Those personnel had each been involved in investigations into President Trump's alleged retention of classified documents at Mar-a-Lago. The dismissals left a gap precisely when the unit's work was most critical.

Homeland Security Today, a national security publication, noted that the DHS National Terrorism Advisory System (NTAS) website had not been updated since Feb. 17, 2026, with a notice stating that, due to a lapse in federal funding, the site was not being actively managed. DHS's most recent NTAS bulletin, issued on June 22, 2025 in response to the prior US-Israeli strikes on Iran's nuclear facilities under Operation Midnight Hammer, had expired on Sept. 22, 2025 and had not been renewed by the time Operation Epic Fury began.

Intelligence Politicised at the Worst Possible Moment

The allegation that the White House intervened in the dissemination of a counterterrorism bulletin cuts against decades of established protocol. Intelligence products of this kind, joint bulletins produced by the FBI, DHS and NCTC and shared with state and local law enforcement, have historically been issued without White House input, specifically to avoid the politicisation of threat communications.

The senior DHS official's statement to the Daily Mail described the norm plainly, saying that intelligence products for law enforcement are intended to be neutral and fact-based.

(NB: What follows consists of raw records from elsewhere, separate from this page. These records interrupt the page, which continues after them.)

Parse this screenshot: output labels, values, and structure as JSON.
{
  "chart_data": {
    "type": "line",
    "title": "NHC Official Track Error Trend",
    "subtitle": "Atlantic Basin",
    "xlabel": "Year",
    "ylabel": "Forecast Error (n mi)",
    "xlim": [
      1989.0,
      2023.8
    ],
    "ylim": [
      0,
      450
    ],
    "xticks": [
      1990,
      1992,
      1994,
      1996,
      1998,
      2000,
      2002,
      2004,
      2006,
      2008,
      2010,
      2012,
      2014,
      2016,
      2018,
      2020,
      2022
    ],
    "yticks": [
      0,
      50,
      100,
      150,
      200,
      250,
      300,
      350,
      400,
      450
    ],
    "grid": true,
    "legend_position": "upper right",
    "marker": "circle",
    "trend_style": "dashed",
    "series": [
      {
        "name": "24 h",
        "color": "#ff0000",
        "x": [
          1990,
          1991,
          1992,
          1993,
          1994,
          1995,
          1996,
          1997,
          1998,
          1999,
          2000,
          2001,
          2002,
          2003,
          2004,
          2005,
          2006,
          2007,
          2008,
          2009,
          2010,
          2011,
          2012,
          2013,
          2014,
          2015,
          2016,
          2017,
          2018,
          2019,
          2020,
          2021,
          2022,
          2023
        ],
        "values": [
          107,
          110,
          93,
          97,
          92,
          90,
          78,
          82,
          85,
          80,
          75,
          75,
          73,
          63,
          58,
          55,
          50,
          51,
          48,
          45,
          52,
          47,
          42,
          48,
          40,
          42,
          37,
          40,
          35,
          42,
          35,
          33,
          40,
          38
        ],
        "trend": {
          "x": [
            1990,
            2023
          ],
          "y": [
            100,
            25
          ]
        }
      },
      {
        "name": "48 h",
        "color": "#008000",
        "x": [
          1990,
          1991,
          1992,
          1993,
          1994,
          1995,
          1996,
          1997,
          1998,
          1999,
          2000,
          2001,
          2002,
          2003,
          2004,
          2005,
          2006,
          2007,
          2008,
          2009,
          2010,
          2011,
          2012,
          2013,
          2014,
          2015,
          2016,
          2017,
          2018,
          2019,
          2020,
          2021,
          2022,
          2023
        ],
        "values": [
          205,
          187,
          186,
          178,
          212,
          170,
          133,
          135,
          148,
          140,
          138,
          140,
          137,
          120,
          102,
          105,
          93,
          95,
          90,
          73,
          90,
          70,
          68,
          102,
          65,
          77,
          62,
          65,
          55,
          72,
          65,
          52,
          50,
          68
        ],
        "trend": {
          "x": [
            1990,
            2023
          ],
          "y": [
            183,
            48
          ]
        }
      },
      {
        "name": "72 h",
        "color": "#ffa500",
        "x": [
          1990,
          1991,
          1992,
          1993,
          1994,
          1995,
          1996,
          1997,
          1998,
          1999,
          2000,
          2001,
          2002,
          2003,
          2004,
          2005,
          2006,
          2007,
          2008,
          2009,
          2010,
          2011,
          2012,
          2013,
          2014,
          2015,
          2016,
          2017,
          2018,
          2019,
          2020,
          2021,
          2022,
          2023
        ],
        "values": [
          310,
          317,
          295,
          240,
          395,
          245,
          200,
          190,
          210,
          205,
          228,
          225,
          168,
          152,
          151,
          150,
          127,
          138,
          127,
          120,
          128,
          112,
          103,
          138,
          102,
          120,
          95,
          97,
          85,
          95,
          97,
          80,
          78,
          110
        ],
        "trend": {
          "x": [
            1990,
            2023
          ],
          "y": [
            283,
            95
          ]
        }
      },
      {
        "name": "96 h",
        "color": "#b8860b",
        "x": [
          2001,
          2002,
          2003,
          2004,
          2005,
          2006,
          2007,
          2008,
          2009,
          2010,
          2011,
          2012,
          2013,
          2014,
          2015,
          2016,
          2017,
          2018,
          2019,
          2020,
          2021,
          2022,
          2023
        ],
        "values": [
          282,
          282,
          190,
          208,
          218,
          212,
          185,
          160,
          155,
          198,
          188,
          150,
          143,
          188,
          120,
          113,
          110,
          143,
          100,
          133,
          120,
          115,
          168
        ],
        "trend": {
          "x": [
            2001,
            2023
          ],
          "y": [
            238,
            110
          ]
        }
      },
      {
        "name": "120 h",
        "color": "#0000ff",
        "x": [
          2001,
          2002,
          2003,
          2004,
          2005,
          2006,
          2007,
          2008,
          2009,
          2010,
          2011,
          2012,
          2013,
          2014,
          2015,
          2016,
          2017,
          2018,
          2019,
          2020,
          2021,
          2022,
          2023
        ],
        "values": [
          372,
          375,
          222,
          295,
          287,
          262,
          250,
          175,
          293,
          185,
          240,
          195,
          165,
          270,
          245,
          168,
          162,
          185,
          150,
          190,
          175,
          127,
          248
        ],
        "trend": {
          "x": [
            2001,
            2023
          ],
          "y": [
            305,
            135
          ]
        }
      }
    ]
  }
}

The FBI's own public testimony before Congress in December 2025 acknowledged that the bureau had made over 70 arrests related to foreign intelligence threats since January 2025, and that Iran's threat posture included a long-standing commitment to targeting US government officials, military personnel and Iranian dissidents on American soil.

The bureau's Joint Terrorism Task Forces, spread across all 56 field offices, had been placed on elevated alert by FBI Director Kash Patel on the day the strikes began. Yet the broader, coordinated public advisory that would have reached the full ecosystem of state and local law enforcement, the joint bulletin, was stopped before it arrived.

On March 5, 2026, DHS Secretary Kristi Noem eventually issued a new NTAS bulletin acknowledging the heightened threat environment stemming from direct US involvement in the Iran conflict. The bulletin came nearly a week after Operation Epic Fury began. The Washington Post, in an editorial published March 2, 2026, had by then already made the case that DHS remained largely unfunded, even as it was warning law enforcement about the risk of lone-wolf attacks, a situation it described as indefensible.

The Austin, Texas mass shooting on March 1, 2026, in which three people were killed and 14 wounded, was taken up by the FBI as a potential terrorism investigation after the gunman was found wearing a shirt bearing an Iranian flag.

The FBI and the NYPD's Joint Terrorism Task Force were also monitoring pro-Iranian groups on social media whose rhetoric, while assessed as hostile, had not yet been characterised as operational at the time of initial reporting.